However, this time around, several proposed changes last year have been adopted into the bylaw this year, after City council approved them in a meeting on April 23.

In addition to allowing for a sidewalk café to expand onto neighbouring frontage — if a minimum 2.3 metre of clearance is maintained between the patio and the building façade — the bylaw allows for more spatial separation for new sidewalk café of up to 40 centimetres.

Despite the receding impacts of the COVID-19 pandemic — which precipitated the patio expansion — local businesses (restauranteurs and other food and beverage establishments) communicated to City staff that supply chain, staffing, housing and wage complications continue to challenge the economic vitality of Nelson’s downtown.

“The past four seasons of sidewalk café (patio) operations have been very successful in augmenting the vibrancy of downtown and aiding economic success of local businesses,” said Arcand.

He pointed to a 2020 survey showed that the vast majority of respondents generally liked patios in the downtown. For three seasons (2020, 2021 and 2022) council waived fees and amended the Sidewalk Café Bylaw to allow for temporary footprint expansions.

“This was done to enable businesses to maintain service capacity during the pandemic, while also maintaining a thriving and balanced use of public space downtown,” said Arcand.

Post-pandemic, it was intended patios would shrink back to pre-pandemic designs and dimensions in the bylaw.

“However, it has been communicated to staff that expanding the dimensions of patios into an adjacent business frontage and into an adjacent parking stall offers a significant economic boost,” Arcand explained.

Last year two operators expanded their patio frontage to occupy additional parking spaces.

COVID expansion

In 2020, as part of the City’s pandemic recovery efforts, the café bylaw was changed to allow for the patios to expand onto the neighbouring parking stall.

This still required permission from the adjacent business. However, the bylaw had a clause that allowed the director of Development Services to permit this expansion under extraordinary circumstances.

The bylaw wording is now changed in a way to list the criteria to allow for such expansion and remove the discretionary approval clause.

As well, the bylaw prohibits no new combustible gas exterior heaters be installed.

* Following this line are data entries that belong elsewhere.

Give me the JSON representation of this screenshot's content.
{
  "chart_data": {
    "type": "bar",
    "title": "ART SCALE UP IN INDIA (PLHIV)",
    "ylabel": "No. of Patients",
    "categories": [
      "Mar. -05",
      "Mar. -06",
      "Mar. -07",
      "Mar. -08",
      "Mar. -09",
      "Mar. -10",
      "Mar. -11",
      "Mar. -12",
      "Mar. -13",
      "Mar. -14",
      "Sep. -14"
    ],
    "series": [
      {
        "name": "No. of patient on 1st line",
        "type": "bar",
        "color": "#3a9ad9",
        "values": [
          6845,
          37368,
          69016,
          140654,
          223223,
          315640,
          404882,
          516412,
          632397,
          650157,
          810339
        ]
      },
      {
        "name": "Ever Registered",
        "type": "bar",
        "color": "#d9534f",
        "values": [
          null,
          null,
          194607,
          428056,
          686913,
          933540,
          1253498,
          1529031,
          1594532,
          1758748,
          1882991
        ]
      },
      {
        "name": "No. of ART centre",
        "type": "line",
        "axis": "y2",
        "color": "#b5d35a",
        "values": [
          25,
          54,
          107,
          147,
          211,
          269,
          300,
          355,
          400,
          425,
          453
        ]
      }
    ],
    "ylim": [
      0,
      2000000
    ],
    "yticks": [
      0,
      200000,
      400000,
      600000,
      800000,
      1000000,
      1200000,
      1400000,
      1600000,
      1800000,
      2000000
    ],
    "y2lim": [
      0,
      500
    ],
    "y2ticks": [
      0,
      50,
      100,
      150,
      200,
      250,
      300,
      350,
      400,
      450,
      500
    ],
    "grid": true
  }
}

However, a bylaw amendment — slated for March 2025 — will address the use of fossil fuel heaters. Until then, notice will be provided to restaurant owners that fossil fuel heaters will no longer be permitted prior to the 2025 patio season.

Rising real estate

Given recent changes to the parking meter fees, City staff requested that the Fees and Charge Bylaw be amended to ensure that the use of a parking stall for the purpose of a sidewalk café reflect the fees.